Aug 24, 2023 - Science

U.S. seeks short-term extension to science and tech agreement with China

Illustration of tow hands holding test tubes facing each other over a background of stripes and stars

Illustration: Sarah Grillo/Axios

The U.S. is seeking a short-term six-month extension to a longstanding science and technology agreement with China amid concerns Beijing is benefiting from U.S. scientific advances and gaining a competitive edge.

Why it matters: The agreement — and U.S.-China science and tech cooperation more broadly — has come under intense scrutiny as lawmakers in Washington say it risks fostering Beijing-backed intellectual property theft.

State of play: The 44-year-old agreement set up a framework for the U.S. and China to cooperate on scientific research and has been renewed about every five years since it was first signed in 1979. It was going to expire on Aug. 27.

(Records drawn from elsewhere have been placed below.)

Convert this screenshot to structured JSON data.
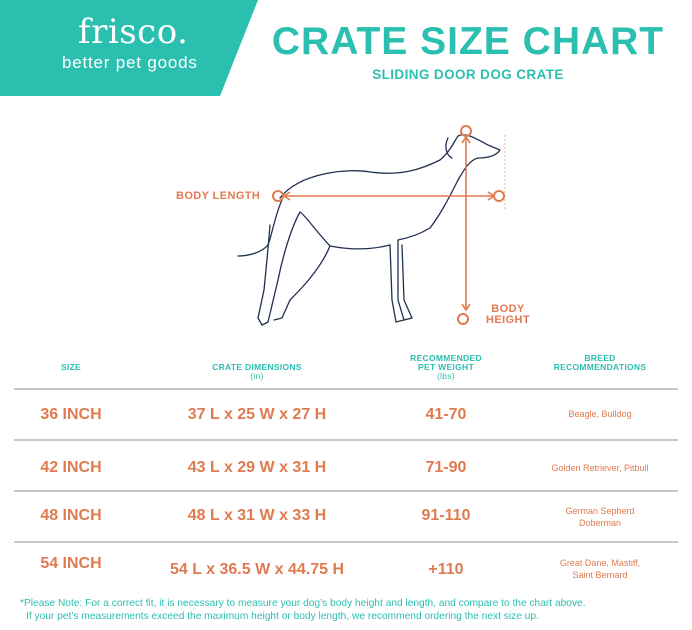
{
  "brand": {
    "name": "frisco.",
    "tagline": "better pet goods",
    "color": "#2bbfb0"
  },
  "header": {
    "title": "CRATE SIZE CHART",
    "subtitle": "SLIDING DOOR DOG CRATE"
  },
  "diagram": {
    "body_length_label": "BODY LENGTH",
    "body_height_label_1": "BODY",
    "body_height_label_2": "HEIGHT",
    "accent": "#e07a50",
    "outline": "#1f3050"
  },
  "table": {
    "headers": {
      "size": "SIZE",
      "dims": "CRATE DIMENSIONS",
      "dims_unit": "(in)",
      "weight_1": "RECOMMENDED",
      "weight_2": "PET WEIGHT",
      "weight_unit": "(lbs)",
      "breed_1": "BREED",
      "breed_2": "RECOMMENDATIONS"
    },
    "rows": [
      {
        "size": "36 INCH",
        "dims": "37 L x 25 W x 27 H",
        "weight": "41-70",
        "breed_1": "Beagle, Bulldog",
        "breed_2": ""
      },
      {
        "size": "42 INCH",
        "dims": "43 L x 29 W x 31 H",
        "weight": "71-90",
        "breed_1": "Golden Retriever, Pitbull",
        "breed_2": ""
      },
      {
        "size": "48 INCH",
        "dims": "48 L x 31 W x 33 H",
        "weight": "91-110",
        "breed_1": "German Sepherd",
        "breed_2": "Doberman"
      },
      {
        "size": "54 INCH",
        "dims": "54 L x 36.5 W x 44.75 H",
        "weight": "+110",
        "breed_1": "Great Dane, Mastiff,",
        "breed_2": "Saint Bernard"
      }
    ]
  },
  "note": {
    "line_1": "*Please Note: For a correct fit, it is necessary to measure your dog’s body height and length, and compare to the chart above.",
    "line_2": "If your pet’s measurements exceed the maximum height or body length, we recommend ordering the next size up."
  }
}
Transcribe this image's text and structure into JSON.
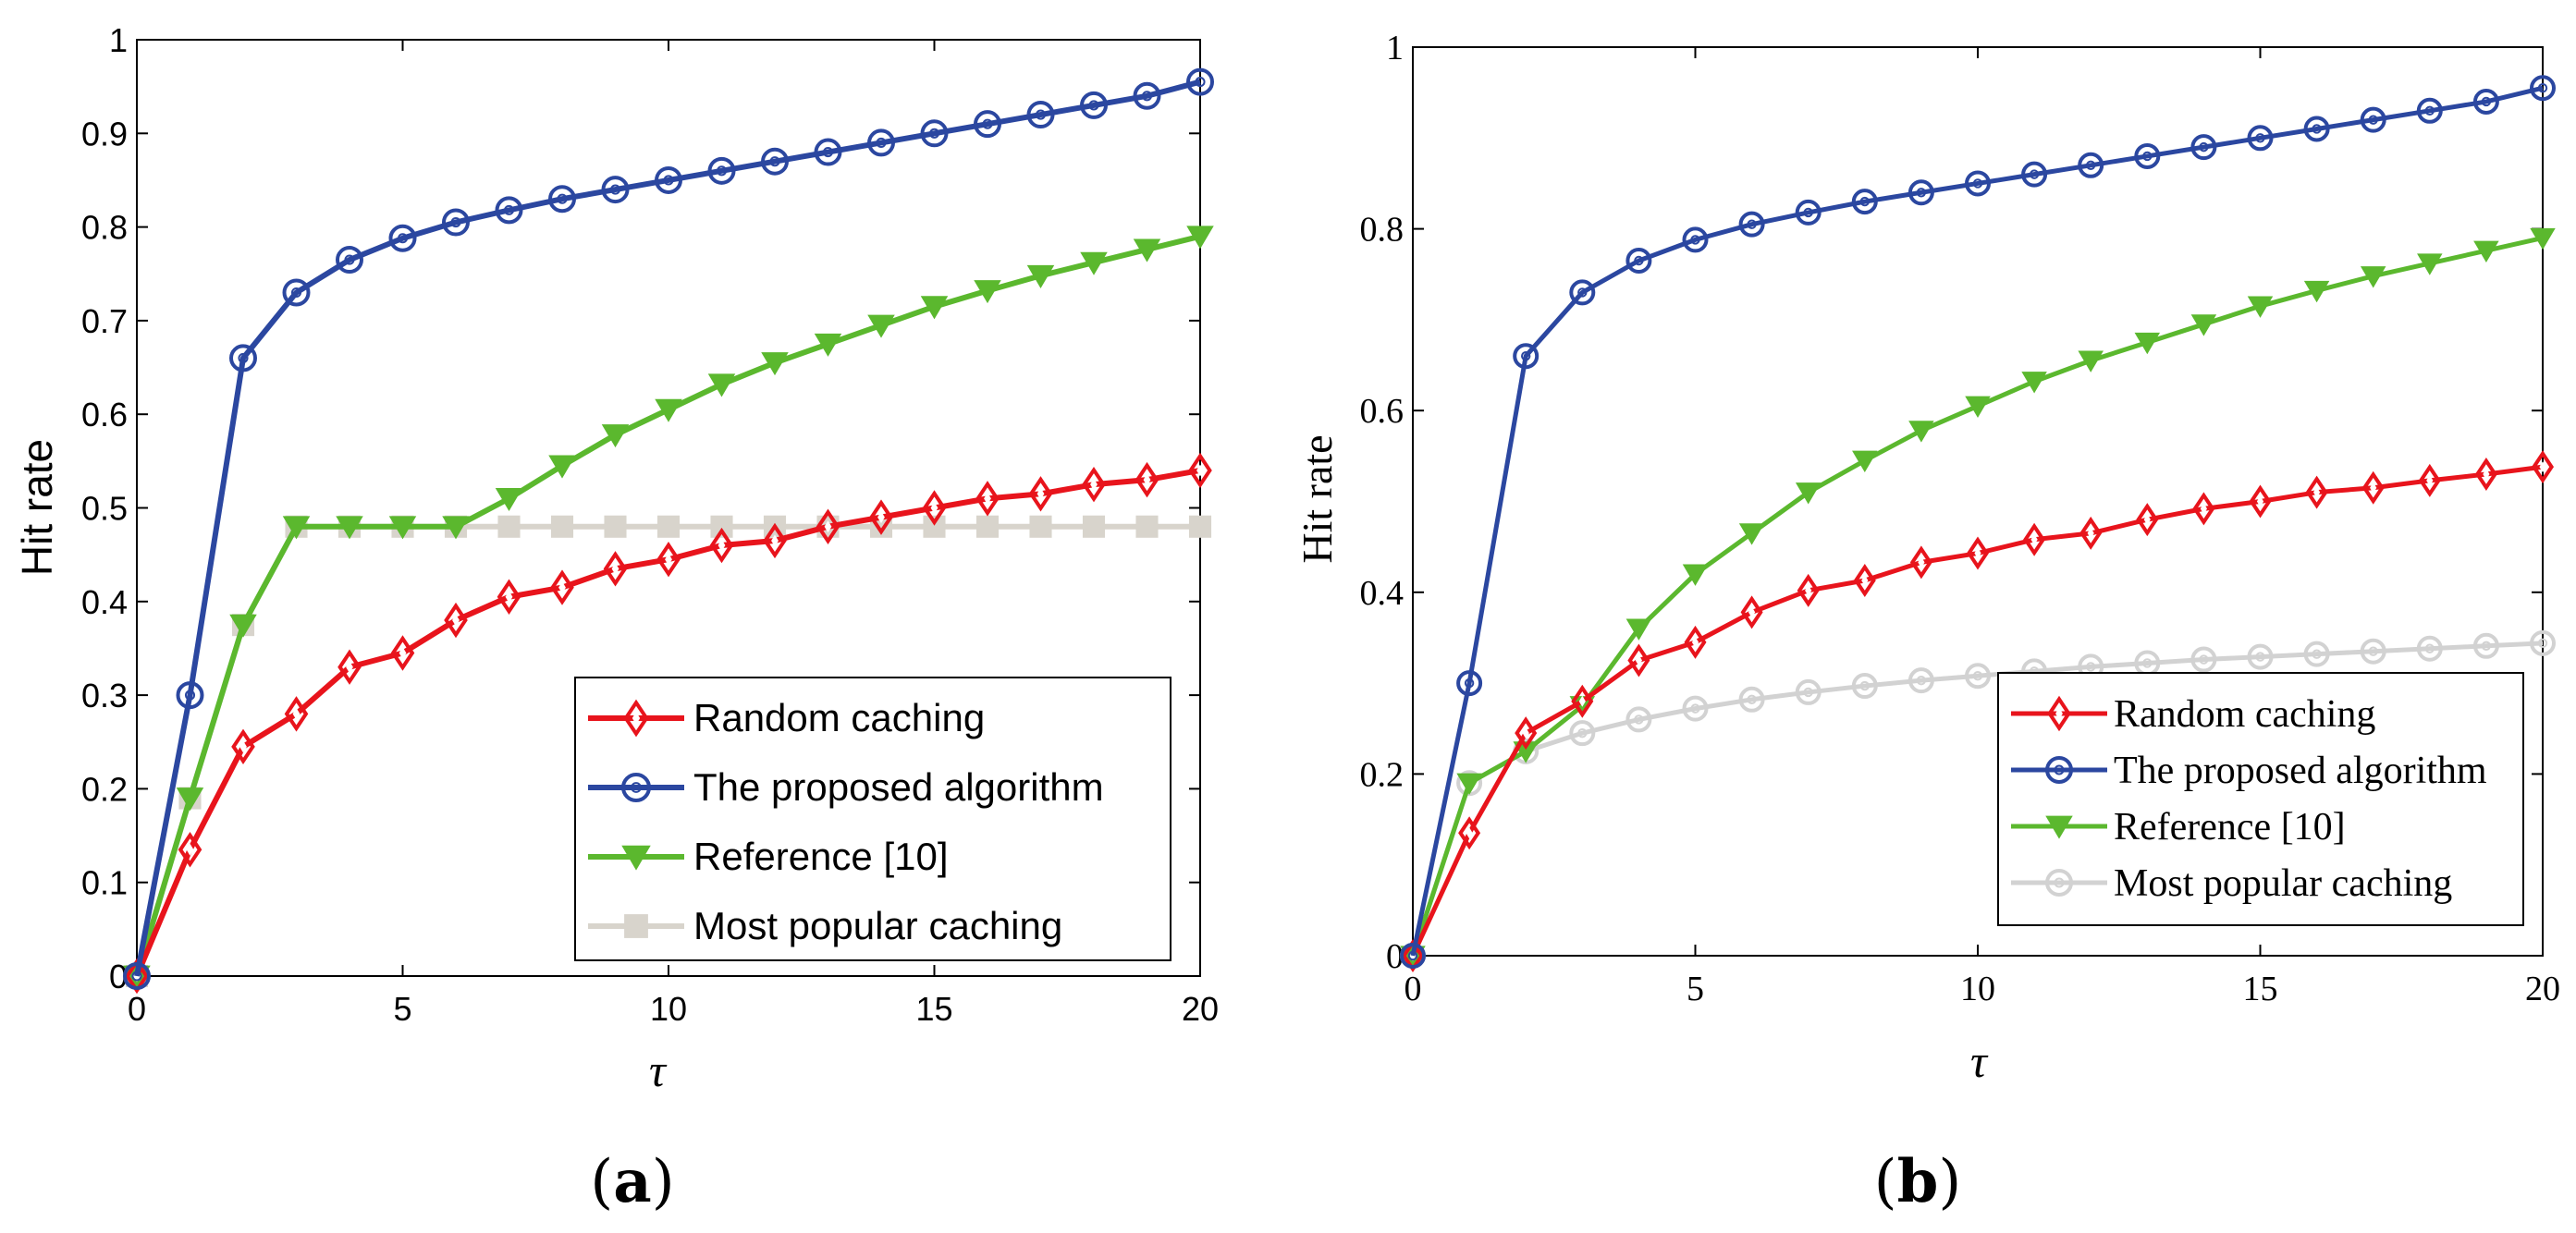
{
  "chart_data": [
    {
      "panel": "(a)",
      "panel_letter": "a",
      "type": "line",
      "xlabel": "τ",
      "ylabel": "Hit rate",
      "xlim": [
        0,
        20
      ],
      "ylim": [
        0,
        1
      ],
      "x_ticks": [
        "0",
        "5",
        "10",
        "15",
        "20"
      ],
      "y_ticks": [
        "0",
        "0.1",
        "0.2",
        "0.3",
        "0.4",
        "0.5",
        "0.6",
        "0.7",
        "0.8",
        "0.9",
        "1"
      ],
      "legend_position": "bottom-right",
      "x": [
        0,
        1,
        2,
        3,
        4,
        5,
        6,
        7,
        8,
        9,
        10,
        11,
        12,
        13,
        14,
        15,
        16,
        17,
        18,
        19,
        20
      ],
      "series": [
        {
          "name": "Random caching",
          "color": "#e8141c",
          "marker": "diamond",
          "values": [
            0,
            0.135,
            0.245,
            0.28,
            0.33,
            0.345,
            0.38,
            0.405,
            0.415,
            0.435,
            0.445,
            0.46,
            0.465,
            0.48,
            0.49,
            0.5,
            0.51,
            0.515,
            0.525,
            0.53,
            0.54
          ]
        },
        {
          "name": "The proposed algorithm",
          "color": "#2b47a0",
          "marker": "circle",
          "values": [
            0,
            0.3,
            0.66,
            0.73,
            0.765,
            0.788,
            0.805,
            0.818,
            0.83,
            0.84,
            0.85,
            0.86,
            0.87,
            0.88,
            0.89,
            0.9,
            0.91,
            0.92,
            0.93,
            0.94,
            0.955
          ]
        },
        {
          "name": "Reference [10]",
          "color": "#5bb82e",
          "marker": "triangle-down",
          "values": [
            0,
            0.19,
            0.375,
            0.48,
            0.48,
            0.48,
            0.48,
            0.51,
            0.545,
            0.578,
            0.605,
            0.632,
            0.655,
            0.675,
            0.695,
            0.715,
            0.732,
            0.748,
            0.762,
            0.776,
            0.79
          ]
        },
        {
          "name": "Most popular caching",
          "color": "#d8d4cc",
          "marker": "square",
          "values": [
            0,
            0.19,
            0.375,
            0.48,
            0.48,
            0.48,
            0.48,
            0.48,
            0.48,
            0.48,
            0.48,
            0.48,
            0.48,
            0.48,
            0.48,
            0.48,
            0.48,
            0.48,
            0.48,
            0.48,
            0.48
          ]
        }
      ]
    },
    {
      "panel": "(b)",
      "panel_letter": "b",
      "type": "line",
      "xlabel": "τ",
      "ylabel": "Hit rate",
      "xlim": [
        0,
        20
      ],
      "ylim": [
        0,
        1
      ],
      "x_ticks": [
        "0",
        "5",
        "10",
        "15",
        "20"
      ],
      "y_ticks": [
        "0",
        "0.2",
        "0.4",
        "0.6",
        "0.8",
        "1"
      ],
      "legend_position": "bottom-right",
      "x": [
        0,
        1,
        2,
        3,
        4,
        5,
        6,
        7,
        8,
        9,
        10,
        11,
        12,
        13,
        14,
        15,
        16,
        17,
        18,
        19,
        20
      ],
      "series": [
        {
          "name": "Random caching",
          "color": "#e8141c",
          "marker": "diamond",
          "values": [
            0,
            0.135,
            0.245,
            0.28,
            0.325,
            0.345,
            0.378,
            0.402,
            0.413,
            0.433,
            0.443,
            0.458,
            0.465,
            0.48,
            0.492,
            0.5,
            0.51,
            0.515,
            0.523,
            0.53,
            0.538
          ]
        },
        {
          "name": "The proposed algorithm",
          "color": "#2b47a0",
          "marker": "circle",
          "values": [
            0,
            0.3,
            0.66,
            0.73,
            0.765,
            0.788,
            0.805,
            0.818,
            0.83,
            0.84,
            0.85,
            0.86,
            0.87,
            0.88,
            0.89,
            0.9,
            0.91,
            0.92,
            0.93,
            0.94,
            0.955
          ]
        },
        {
          "name": "Reference [10]",
          "color": "#5bb82e",
          "marker": "triangle-down",
          "values": [
            0,
            0.19,
            0.225,
            0.275,
            0.36,
            0.42,
            0.465,
            0.51,
            0.545,
            0.578,
            0.605,
            0.632,
            0.655,
            0.675,
            0.695,
            0.715,
            0.732,
            0.748,
            0.762,
            0.776,
            0.79
          ]
        },
        {
          "name": "Most popular caching",
          "color": "#d2d2d2",
          "marker": "circle",
          "values": [
            0,
            0.19,
            0.225,
            0.245,
            0.26,
            0.272,
            0.282,
            0.29,
            0.297,
            0.303,
            0.308,
            0.313,
            0.318,
            0.322,
            0.326,
            0.329,
            0.332,
            0.335,
            0.338,
            0.341,
            0.344
          ]
        }
      ]
    }
  ]
}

  • The U.S.-China Science and Technology Agreement (STA) will remain in place as the U.S. seeks "authority to undertake negotiations to amend and strengthen the terms," a State Department spokesperson told Reuters.
  • The agreement's supporters say the benefits of scientific cooperation and a window into China's scientific advances outweigh the risks opponents express about the Chinese military leveraging U.S. scientific advances.

What they're saying: "It is very important we in the U.S. make clear we are concerned about IP theft, defense information theft and human rights issues," John Holdren, former director of the White House Office of Science and Technology Policy (OSTP) during the Obama administration, told Axios earlier this month.

  • But, "it is more effective to argue about those problems with people on the other side than to cut off relations," he said.

Chinese Embassy spokesperson Liu Pengyu said in an emailed statement that Beijing's "views and positions on China-US science and technology relations are consistent. S&T is an open business."

  • "The more than 40-year history of China-US scientific and technological cooperation has fully proved that China-U.S.' exchanges and cooperation are mutually beneficial and have improved the well-being of the people of the two countries and the world at large," he added.

The other side: The House Select Committee on China has "strongly" recommended the U.S. not renew the STA, citing concerns that research under the STA could strengthen China's military-industrial complex.

  • Former U.S. chief technology officer Michael Kratsios wrote this week that allowing the STA to expire would "help refocus our cutting-edge R&D investments into venues where they are far less vulnerable to being used against the U.S. national interest." Kratsios worked on the last extension of the STA in 2018.

Between the lines: A top priority for the Biden administration is dialogue with China around climate change.

  • Formal climate talks between U.S. climate envoy John Kerry and his Chinese counterpart Xie Zhenhua, whose relationship is rooted in part in the STA, held a video call on Wednesday to discuss climate change cooperation between the U.S. and China, per Reuters.

What to watch: Republican lawmakers Andy Barr (R-Ky.), Neal Dunn (R-Fla.) and Rob Wittman (R-Va.) this week proposed a bill that would require congressional notification for science and tech agreements with China, Reuters notes.